Chapitre 1
J-8 : vendredi 17 décembre
Small Town Christmas, Rob Thomas
« Ho ho ho ! Notre trajet enchanté est sur le point de s'achever en gare de Vannes ! Assurez-vous de ramasser tous vos présents, y compris votre chaussette de Noël. Merci d'avoir opté pour notre service magique, et n'oubliez pas que, même dans cette ville féérique, les rennes ont parfois du mal à se garer. Les lutins de ce train'ho ! souhaitent de joyeuses fêtes à nos gentils voyageurs. Ho ho ho ! »
J'arque un sourcil et réprime un rire.
— Eh ben, ils ont de l'humour à la SNCF, ici !
— Bienvenue dans le Morbihan ! claironne Katell, rayonnante.
Ma meilleure amie me signifie avec ses doigts qu'il ne lui reste plus que deux pages à lire et replonge dans son manga.
Mon téléphone indique 22 h 28. Pile à l'heure.
Après les deux heures trente-et-une minutes de trajet Paris-Vannes en TGV InOui, mes muscles engourdis s'offrent un étirement. J'enfile mes mitaines et me lève de mon siège rembourré au tissu bleu fatigué pour mettre mon blouson d'hiver ivoire doublé de moumoute. En glissant dans la seconde manche, mon bras percute une personne engagée dans l'allée. Mes épaules se crispent instantanément.
— Oups, pardon !
Ma respiration se bloque, je redoute une remarque acerbe. Cependant, je découvre le visage réjoui d'un homme grisonnant.
— Pas de souci. Passez de belles fêtes !
Un léger soupir m'échappe. Voilà qui change de la mauvaise humeur que je côtoie au quotidien.
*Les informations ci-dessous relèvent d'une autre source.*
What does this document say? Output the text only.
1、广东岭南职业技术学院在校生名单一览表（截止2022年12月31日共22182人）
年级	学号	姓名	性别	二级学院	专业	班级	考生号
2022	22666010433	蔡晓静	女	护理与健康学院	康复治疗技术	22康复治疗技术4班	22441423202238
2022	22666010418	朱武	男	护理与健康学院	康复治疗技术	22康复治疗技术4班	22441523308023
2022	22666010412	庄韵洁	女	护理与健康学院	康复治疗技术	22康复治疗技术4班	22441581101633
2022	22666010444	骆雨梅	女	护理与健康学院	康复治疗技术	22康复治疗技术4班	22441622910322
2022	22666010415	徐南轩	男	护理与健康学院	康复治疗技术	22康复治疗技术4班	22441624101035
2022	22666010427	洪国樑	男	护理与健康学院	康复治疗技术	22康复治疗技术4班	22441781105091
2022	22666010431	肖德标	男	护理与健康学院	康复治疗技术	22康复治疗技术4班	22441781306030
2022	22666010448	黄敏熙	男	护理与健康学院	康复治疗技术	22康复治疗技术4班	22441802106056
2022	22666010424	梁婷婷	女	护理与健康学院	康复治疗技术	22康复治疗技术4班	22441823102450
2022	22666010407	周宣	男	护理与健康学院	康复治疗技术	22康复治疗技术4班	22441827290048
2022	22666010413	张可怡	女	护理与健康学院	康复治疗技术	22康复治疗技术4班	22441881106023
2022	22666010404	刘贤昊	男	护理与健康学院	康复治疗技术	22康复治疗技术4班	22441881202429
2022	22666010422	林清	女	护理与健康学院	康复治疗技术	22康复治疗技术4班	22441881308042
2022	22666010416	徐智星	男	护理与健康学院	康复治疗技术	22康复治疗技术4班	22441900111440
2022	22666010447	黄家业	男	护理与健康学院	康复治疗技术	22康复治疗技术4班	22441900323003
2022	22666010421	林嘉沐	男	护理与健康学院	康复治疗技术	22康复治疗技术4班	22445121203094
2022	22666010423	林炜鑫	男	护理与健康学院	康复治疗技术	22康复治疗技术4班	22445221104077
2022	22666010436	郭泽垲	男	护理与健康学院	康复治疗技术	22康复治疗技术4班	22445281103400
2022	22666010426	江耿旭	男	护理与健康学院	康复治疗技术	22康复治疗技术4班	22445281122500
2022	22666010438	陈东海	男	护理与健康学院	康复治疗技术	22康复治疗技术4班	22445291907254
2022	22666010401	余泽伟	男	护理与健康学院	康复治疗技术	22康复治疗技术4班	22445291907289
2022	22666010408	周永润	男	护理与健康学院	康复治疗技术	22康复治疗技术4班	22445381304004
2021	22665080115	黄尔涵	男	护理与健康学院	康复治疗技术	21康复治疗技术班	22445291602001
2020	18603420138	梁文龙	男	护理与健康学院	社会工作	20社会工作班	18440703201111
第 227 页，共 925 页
Mon écharpe en laine blanche ainsi que mon bonnet à pompon complètent ma panoplie hivernale. Katell range sa lecture dans son sac à dos Eastpak beige agrémenté de nombreux badges de personnages de mangas et de figurines kawaii. Elle s'emmitoufle dans sa doudoune noire et dégage ses cheveux bruns mi-longs pris dans son col. La mèche rose qu'elle replace derrière son oreille dévoile le triskell sur son lobe.
— C'est parti ! lance-t-elle avec joie. J'ai trop hâte de t'faire visiter mon chez-moi !
— Moi aussi, j'ai hâte, comme ça j'en aurai fini avec tes « En Bretagne par-ci, à Vannes par-là, mon frère ceci, mon frère cela... », la singé-je en la bousculant.
— Oh, ça va ! Tu verras, je parie que t'en parleras aussi, de retour à Paris ! Sans oublier mon frère... Qui sait ? Un coup de foudre est si vite arrivé. Ce serait trop cool que ça colle entre Maël et toi...
— Mollo, Kat, protesté-je. Je vais pas me caser avec ton frangin, enlève-toi cette idée de la tête.
Une grimace déforme ses traits, son air boudeur m'attendrit. Je l'attrape par l'épaule pour lui faire un câlin.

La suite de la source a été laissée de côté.